Create a free account, or log in

Tax Office says it has a heart: Tax collections up but payment arrangement schemes double

The Australian Taxation Office’s annual report published yesterday shows while tax collections have increased the ATO is also making it easier for small to medium businesses to pay back debts. Net tax collections rose to $301 billion, a 10% increase of $28 billion on the previous financial year and unpaid tax debts jumped by $2.5 […]
Engel Schmidl

The Australian Taxation Office’s annual report published yesterday shows while tax collections have increased the ATO is also making it easier for small to medium businesses to pay back debts.

Net tax collections rose to $301 billion, a 10% increase of $28 billion on the previous financial year and unpaid tax debts jumped by $2.5 billion to $16.6 billion at the end of 2011-12.

The ATO said the increase reflected higher income tax collections, with the largest increases coming from pay-as-you-go withholding and company tax.

However, the ATO has also tried to make it easier for SMEs to pay back debts, with 280,000 “businesses experiencing short-term financial difficulties” entering payment arrangements with the tax authority to pay debt in instalments over the past financial year.

This is more than double the 113,000 businesses who entered payment arrangements last financial year.

The payment arrangements in place at the end of June were worth $3.8 billion and of these 35,900 were interest-free arrangements for small businesses with tax debts worth $688 million.

The ATO has characterised the surge in payment arrangements as part of its more understanding approach to businesses struggling to pay debts since the global financial crisis.

“Consistent with our corporate values, we have continued to assist businesses in short-term financial difficulties with tailored, and sometimes interest free, payment arrangements,” the ATO annual report states.

The report says the ATO was pleased to receive commendation from the Joint Committee on Public Accounts and Audit for providing relief for individuals and businesses experiencing hardship, which it said showed the ATO to “have a heart”.

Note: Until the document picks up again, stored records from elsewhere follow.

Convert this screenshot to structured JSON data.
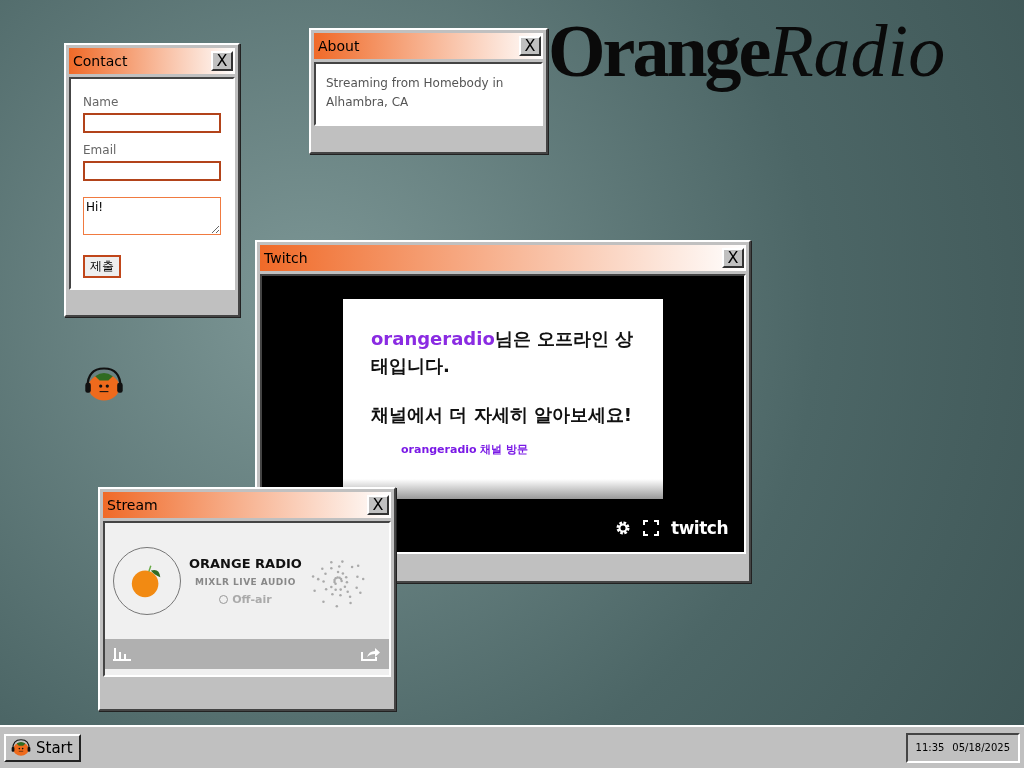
{
  "brand": {
    "word_1": "Orange",
    "word_2": "Radio"
  },
  "windows": [
    {
      "kind": "contact",
      "title": "Contact",
      "close": "X",
      "fields": [
        {
          "label": "Name"
        },
        {
          "label": "Email"
        }
      ],
      "message": "Hi!",
      "submit": "제출"
    },
    {
      "kind": "about",
      "title": "About",
      "close": "X",
      "text": "Streaming from Homebody in Alhambra, CA"
    },
    {
      "kind": "twitch",
      "title": "Twitch",
      "close": "X",
      "channel": "orangeradio",
      "offline_text": "님은 오프라인 상태입니다.",
      "more_text": "채널에서 더 자세히 알아보세요!",
      "link": "orangeradio 채널 방문",
      "logo": "twitch"
    },
    {
      "kind": "stream",
      "title": "Stream",
      "close": "X",
      "station": "ORANGE RADIO",
      "subtitle": "MIXLR LIVE AUDIO",
      "status": "Off-air",
      "live": false
    }
  ],
  "taskbar": {
    "start": "Start",
    "time": "11:35",
    "date": "05/18/2025"
  }
}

The annual report also revealed:

  • The ATO raised $11.4 billion in “active compliance liabilities” targeting tax evaders through audits, risk reviews, investigations and voluntary disclosure campaigns.
  • The gap between the projected goods and service tax collection and the actual amount collected from 2001–02 to 2009–10 is 6.7% of GST accrual revenue, but the gap has decreased since the GST was introduced.
  • 85,000 businesses were helped via the ATO’s small business assistance program.
  • Over 539 million transactions received from third parties were matched to support a range of compliance and service activities, such as pre-filling of returns.
  • Due to higher compliance activities, the number of objections and reviews completed in the past financial year increased to 33,272, up from 24,255 in the previous year.

Stephanie Caredes, counsel at the Tax Institute, told SmartCompany the increase in the payment arrangements by the ATO signalled a more empathetic approach.

“It seems that there is a willingness on the ATO’s part to enter these arrangements with businesses struggling to pay their tax debts and it demonstrates the ATO’s recognition of the tough situation these businesses are in while carrying out its role as a revenue collector,” she says.

“It puts businesses in a situation where they can still meet their tax obligations.”

The Institute of Chartered Accountants highlighted the new level of transparency in the ATO’s report as a result of the analysis of the gap between projected GST collection and the actual amount collected.

Institute tax counsel Paul Stacey said in a statement the way the ATO manages tax non-compliance risk has changed.

“Old-style audits are nearly obsolete. Nowadays there is a greater emphasis on earlier intervention strategies, and the ATO needs new performance metrics to better measure their effectiveness,” he said.